October 28, 2007
ROCKIN' THE FEST OUT
As national touring band Paint It Black ripped through songs like "Pink Slip" at deafening volumes, the audience sang along while crowd surfing, dancing with fists in the air and jumping so hard that it tested the floor's support beams.
Only this punk rock show didn't happen under the glare of stage lights. It happened in a second-floor apartment at Bivens Cove.
For the three-day Fest VI in Gainesville, house shows happen every night.
"This is the most insane example of it I've ever seen," said Dan Yemen, singer of Paint It Black, whose 16-year band resume includes stints with Lifetime, Resurrection, Armalite and Kid Dynamite. Yemen said he was surprised by the audience's politeness and by how smoothly a house party ran, even after police showed up.
Paint It Black and The Shook Ones transformed the apartment, dubbed "The Thunderdome," into a punk rock club. So many people were being crunched together that the owners decided it had reached capacity and locked the doors, fearing the second-story floor might cave in.

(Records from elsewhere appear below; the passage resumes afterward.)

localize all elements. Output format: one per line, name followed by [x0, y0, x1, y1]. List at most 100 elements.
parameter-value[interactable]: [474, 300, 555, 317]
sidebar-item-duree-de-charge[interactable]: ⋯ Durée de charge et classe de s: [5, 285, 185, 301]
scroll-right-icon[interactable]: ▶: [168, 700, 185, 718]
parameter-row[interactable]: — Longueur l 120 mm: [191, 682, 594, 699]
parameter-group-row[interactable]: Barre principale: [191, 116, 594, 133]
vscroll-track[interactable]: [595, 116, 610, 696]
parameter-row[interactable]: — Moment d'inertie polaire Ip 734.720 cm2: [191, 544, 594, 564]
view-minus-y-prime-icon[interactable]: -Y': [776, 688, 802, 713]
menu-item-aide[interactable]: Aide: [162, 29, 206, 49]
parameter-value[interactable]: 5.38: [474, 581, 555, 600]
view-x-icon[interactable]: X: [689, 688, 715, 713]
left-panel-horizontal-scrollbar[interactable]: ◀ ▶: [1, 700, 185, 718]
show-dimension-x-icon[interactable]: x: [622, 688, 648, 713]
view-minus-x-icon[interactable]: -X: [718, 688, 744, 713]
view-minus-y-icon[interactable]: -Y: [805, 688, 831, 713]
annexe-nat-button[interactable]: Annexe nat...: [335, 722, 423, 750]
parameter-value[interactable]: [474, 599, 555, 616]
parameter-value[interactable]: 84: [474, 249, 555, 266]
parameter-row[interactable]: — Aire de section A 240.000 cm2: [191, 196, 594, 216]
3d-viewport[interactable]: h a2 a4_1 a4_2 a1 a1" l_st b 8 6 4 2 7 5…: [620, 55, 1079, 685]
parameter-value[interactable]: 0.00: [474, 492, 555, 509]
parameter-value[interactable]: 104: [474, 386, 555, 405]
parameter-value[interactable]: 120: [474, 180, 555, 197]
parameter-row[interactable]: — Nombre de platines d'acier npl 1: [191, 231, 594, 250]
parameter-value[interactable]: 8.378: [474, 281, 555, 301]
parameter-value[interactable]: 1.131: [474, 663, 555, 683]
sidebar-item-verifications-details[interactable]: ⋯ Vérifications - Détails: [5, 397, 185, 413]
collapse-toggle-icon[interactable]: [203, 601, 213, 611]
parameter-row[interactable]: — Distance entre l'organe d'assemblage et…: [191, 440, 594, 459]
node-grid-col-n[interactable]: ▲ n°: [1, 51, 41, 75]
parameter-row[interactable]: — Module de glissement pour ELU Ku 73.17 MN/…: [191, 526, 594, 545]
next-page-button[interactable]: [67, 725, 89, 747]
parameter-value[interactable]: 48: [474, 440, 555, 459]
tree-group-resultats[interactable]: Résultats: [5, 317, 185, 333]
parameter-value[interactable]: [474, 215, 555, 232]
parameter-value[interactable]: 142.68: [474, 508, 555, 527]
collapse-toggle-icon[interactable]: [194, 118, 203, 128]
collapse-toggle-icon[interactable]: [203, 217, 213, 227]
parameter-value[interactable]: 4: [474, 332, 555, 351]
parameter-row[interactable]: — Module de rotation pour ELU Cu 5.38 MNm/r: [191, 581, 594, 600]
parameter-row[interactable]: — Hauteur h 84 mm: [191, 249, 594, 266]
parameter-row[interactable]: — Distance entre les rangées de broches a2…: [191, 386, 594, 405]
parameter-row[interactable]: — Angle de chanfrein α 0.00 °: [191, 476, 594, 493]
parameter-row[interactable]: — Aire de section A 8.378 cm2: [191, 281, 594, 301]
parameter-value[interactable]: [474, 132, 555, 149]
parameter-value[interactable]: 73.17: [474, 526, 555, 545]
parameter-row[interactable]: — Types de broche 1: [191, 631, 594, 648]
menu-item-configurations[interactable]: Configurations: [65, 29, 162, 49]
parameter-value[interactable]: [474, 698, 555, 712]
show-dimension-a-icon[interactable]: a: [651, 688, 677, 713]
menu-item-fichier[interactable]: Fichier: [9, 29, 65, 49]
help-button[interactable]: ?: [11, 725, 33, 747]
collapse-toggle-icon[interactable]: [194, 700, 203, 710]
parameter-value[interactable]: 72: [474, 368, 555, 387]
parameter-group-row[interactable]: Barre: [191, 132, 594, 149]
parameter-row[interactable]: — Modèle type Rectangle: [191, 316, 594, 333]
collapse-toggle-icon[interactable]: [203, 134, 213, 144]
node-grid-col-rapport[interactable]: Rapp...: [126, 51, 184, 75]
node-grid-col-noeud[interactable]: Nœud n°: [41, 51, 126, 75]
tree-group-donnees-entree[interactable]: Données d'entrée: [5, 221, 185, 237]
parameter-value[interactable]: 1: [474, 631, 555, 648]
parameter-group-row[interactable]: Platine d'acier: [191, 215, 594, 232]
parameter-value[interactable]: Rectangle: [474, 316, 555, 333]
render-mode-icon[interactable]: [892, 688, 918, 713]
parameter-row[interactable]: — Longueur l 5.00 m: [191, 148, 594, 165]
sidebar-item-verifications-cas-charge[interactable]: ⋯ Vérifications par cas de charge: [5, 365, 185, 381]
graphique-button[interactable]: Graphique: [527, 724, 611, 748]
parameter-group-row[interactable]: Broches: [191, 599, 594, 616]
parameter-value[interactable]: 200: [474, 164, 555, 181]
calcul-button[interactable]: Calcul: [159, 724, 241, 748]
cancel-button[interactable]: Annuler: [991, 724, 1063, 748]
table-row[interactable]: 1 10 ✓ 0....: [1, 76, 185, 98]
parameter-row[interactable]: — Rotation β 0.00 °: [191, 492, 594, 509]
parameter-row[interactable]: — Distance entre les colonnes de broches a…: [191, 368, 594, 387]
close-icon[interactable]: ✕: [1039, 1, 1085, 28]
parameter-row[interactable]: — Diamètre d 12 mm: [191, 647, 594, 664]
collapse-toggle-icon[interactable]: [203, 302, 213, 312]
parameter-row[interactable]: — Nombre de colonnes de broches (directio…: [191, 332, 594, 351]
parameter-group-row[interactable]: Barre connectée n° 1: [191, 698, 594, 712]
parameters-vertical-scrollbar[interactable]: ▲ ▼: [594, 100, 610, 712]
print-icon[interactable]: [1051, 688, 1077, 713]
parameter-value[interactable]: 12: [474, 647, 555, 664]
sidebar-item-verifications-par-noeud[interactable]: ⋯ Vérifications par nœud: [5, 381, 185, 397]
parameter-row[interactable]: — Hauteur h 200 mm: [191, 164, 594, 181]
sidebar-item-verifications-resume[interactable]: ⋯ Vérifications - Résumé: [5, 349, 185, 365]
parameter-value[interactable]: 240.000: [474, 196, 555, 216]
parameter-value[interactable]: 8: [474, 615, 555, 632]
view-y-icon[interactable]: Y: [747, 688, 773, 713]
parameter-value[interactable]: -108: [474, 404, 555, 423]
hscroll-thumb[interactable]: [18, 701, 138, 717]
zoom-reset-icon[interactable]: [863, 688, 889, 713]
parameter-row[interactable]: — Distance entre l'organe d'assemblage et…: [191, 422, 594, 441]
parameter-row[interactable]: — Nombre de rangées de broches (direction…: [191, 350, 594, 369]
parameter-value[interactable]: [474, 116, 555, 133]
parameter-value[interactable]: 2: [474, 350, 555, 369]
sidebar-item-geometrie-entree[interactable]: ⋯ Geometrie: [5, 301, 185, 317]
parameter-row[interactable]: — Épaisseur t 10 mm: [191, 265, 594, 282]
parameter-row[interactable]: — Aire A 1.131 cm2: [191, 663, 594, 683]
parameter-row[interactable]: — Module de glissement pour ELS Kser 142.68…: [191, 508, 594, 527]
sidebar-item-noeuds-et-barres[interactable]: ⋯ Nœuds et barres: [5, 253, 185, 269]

During the Shook Ones' set, about a dozen kids danced and jumped along to the first song, causing the floor to literally bounce.
Brandon Lanie of St. Augustine described the sound of the floor going "wump, wump."
The audience was then asked to sit on the carpet, but it didn't last long.
"If we all die during the Fest, this is Fest heaven," proclaimed Avery Bender, 21, a Gainesville resident.
Both Paint It Black and Shook Ones were able to play short 10-minute sets to about 100 people before police arrived and kindly asked everyone to leave. The show ended about 3 a.m. Saturday, but day two of Fest VI was only beginning.
Hundreds of people have converged on downtown Gainesville for the three-day music festival, The Fest, now in its sixth year. Today is the final day of the event, with people coming from all over to watch more than 200 bands.
"Imagine going to a Gator game where all the colors were black," says Leigh Scott, radio personality and promotions director for 100.5 The Buzz. Just like at the Gator national championship celebrations, people this weekend have been seen walking down University Avenue high-fiving, cheering and hugging.
Scott, 31 and a Gainesville native, has been witness to Gainesville's punk growth.
"Gainesville has had a huge punk scene," he said. "Given that you have a 20-year history, most of it was done through house shows."
The house-show scene kind of died out once Gainesville put noise ordinances into effect, Scott said. But through the work of No Idea Records, venues and other media, punk rock in Gainesville has been given new avenues, he said.
"It's gone from being self-recognized to actually recognized in the media," Scott said, affirming that The Fest VI puts Gainesville on the punk rock map.
And even after a year of preparation and planning, Fest spirit never lost sight of one of punk's core tenets - no distinction between band and audience, said Scott. Bands sign in for The Fest in the same room as a regular fan.
Even with a dozen venues hosting more than 200 bands over three days, not everyone felt they were given a decent time slot. Some bands didn't get scheduled at all, but still found it worthwhile to drive to Gainesville. For these bands, impromptu sets were the way to go.
Traveling folk-punk outfit Peach-Colored Jug Smugglers set up shop underneath the staircase of Mojito's on SW 2nd Street. A four-piece consisting of spoons, washboard, fiddle and banjo, the band played to a small audience hoping passers-by would toss change into an instrument case.
"Basically, we wanted to meet up with people while traveling," says Sean Mohati, the 18-year-old fiddle player. The California band has been together for eight months. When not traveling, they squat on government property, living in a shack called The Chad House, Mohati said.
"Camouflage," Mohati explained as to why they haven't been caught. Once The Fest is over, the band hopes to make it to New Orleans by Halloween.
Milwaukee pop-punk band Chinese Telephones was slotted to begin at 12:40 a.m. Saturday, the same time as The Fest headliner Naked Raygun. The Chinese Telephones scheduled a second set at a house party Saturday afternoon on SE 2nd Place so their friends could watch both bands.
Dan Oppermann, guitarist for The Chinese Telephones, said the band drove to Gainesville for The Fest without scheduling any other dates. Normally when touring, the band attracts a crowd of about 25 people, said Oppermann. But at The Fest, both of their sets were packed.
"We didn't expect to play in front of a billion people," says Oppermann.